For decades, SHG has placed itself directly in the intersection that Ultra-red is unwilling to acknowledge. SHG’s focus on the role of art in the betterment of the community reveals the social and material emptiness of Ultra-red’s political-aesthetic. The emperor still has no clothes. 

SHG’s material-based synthesis of art and politics represents a threat to Ultra-red’s academic narrative and must be defamed and expunged. Materially, a community-based organization such as SHG is not the same as the recently-arrived art galleries. Focusing on the galleries, and viewing all art venues as the same, does nothing in terms of hindering gentrification or helping the community. But it is an important component of protecting and burnishing Ultra-red’s narrative and reputation. 

Elizabeth Blaney of Ultra-red claims that all those targeted by Defend Boyle Heights (which protests against art galleries, including SHG) are gentrifiers or enablers. Joel Garcia, Director of Programs at SHG, denies this, responding: “our existence here threatens [Ultra-red’s] validity to being social practice artists. We embody community arts practice. These artists are trying to usurp that. Attacking Self Help Graphics legitimates them – it has everything to do with their professional positioning.” Garcia’s comments, and work, are far more perceptive about the complex relations between art and politics than anything emanating from Ultra-red. Perhaps he should be the faculty co-chair of the Vermont College of Fine Arts.

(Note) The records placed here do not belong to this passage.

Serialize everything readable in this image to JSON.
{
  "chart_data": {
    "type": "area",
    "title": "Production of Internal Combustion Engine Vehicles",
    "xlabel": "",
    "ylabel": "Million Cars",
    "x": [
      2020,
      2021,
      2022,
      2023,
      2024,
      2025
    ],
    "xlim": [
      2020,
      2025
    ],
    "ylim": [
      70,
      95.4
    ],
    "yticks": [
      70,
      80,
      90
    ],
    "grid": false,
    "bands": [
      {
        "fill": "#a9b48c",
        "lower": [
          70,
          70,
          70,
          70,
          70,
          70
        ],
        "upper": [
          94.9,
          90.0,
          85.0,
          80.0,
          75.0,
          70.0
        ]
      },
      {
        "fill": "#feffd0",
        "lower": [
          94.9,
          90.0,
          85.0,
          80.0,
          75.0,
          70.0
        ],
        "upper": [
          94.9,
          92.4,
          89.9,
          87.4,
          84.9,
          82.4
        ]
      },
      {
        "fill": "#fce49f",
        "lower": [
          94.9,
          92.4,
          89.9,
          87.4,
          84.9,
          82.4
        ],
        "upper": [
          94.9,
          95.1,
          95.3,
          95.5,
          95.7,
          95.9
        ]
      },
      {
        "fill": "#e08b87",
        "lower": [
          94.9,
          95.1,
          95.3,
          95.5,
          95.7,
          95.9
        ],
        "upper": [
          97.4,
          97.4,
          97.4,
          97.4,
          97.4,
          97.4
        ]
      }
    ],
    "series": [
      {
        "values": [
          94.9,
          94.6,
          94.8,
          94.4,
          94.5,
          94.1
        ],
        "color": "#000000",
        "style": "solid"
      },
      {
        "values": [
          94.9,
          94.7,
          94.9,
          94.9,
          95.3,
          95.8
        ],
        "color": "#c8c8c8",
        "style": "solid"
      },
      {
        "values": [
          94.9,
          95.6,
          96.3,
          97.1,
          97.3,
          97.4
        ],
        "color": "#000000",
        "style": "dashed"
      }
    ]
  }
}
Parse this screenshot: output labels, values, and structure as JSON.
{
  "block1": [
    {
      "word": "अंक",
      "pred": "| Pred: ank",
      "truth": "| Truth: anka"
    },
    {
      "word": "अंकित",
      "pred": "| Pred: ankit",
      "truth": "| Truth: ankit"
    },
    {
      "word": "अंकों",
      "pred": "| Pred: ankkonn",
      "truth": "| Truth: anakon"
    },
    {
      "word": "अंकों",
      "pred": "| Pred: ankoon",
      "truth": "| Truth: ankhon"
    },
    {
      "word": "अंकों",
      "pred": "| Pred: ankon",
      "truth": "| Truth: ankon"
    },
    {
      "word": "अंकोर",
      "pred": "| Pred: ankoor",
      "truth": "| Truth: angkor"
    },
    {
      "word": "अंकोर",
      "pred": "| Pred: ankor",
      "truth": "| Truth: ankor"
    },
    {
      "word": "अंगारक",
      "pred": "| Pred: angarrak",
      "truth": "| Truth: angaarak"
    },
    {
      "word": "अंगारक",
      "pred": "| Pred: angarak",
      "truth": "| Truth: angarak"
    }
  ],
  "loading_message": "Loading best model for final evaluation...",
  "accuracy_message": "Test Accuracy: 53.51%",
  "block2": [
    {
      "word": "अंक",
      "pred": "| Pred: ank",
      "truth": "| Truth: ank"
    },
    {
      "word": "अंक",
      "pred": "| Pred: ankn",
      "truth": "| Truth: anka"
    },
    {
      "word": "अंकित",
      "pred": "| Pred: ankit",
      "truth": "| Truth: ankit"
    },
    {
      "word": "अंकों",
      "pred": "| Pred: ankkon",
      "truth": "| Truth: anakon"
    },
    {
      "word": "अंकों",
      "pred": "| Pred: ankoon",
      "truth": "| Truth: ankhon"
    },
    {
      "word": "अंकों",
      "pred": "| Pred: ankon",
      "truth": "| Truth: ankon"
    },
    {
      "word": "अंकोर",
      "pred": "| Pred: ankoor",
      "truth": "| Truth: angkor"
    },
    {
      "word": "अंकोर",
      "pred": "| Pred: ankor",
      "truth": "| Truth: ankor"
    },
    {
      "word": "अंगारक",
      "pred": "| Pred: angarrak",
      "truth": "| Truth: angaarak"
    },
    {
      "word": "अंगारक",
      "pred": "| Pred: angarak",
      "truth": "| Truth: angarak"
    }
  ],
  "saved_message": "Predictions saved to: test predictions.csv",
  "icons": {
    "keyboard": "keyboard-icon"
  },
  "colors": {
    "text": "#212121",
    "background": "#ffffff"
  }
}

Ultra-red believes they are outside the economic and political processes they observe. They don’t seem to comprehend the effects of their actions on furthering the forces of gentrification they decry. As the deluge comes, some in the Boyle Heights community are trying to construct rafts and find higher ground for those precariously positioned. Ultra-red is playing a different game. They are not invested in the outcomes of Boyle Heights; if the worlds of art and academia remain entranced by the vapidity of their politics, their game continues. But treating poor peoples’ lives as a conceptual apparatus attune to the machinery of art and academia is not only ineffective, it’s disturbing.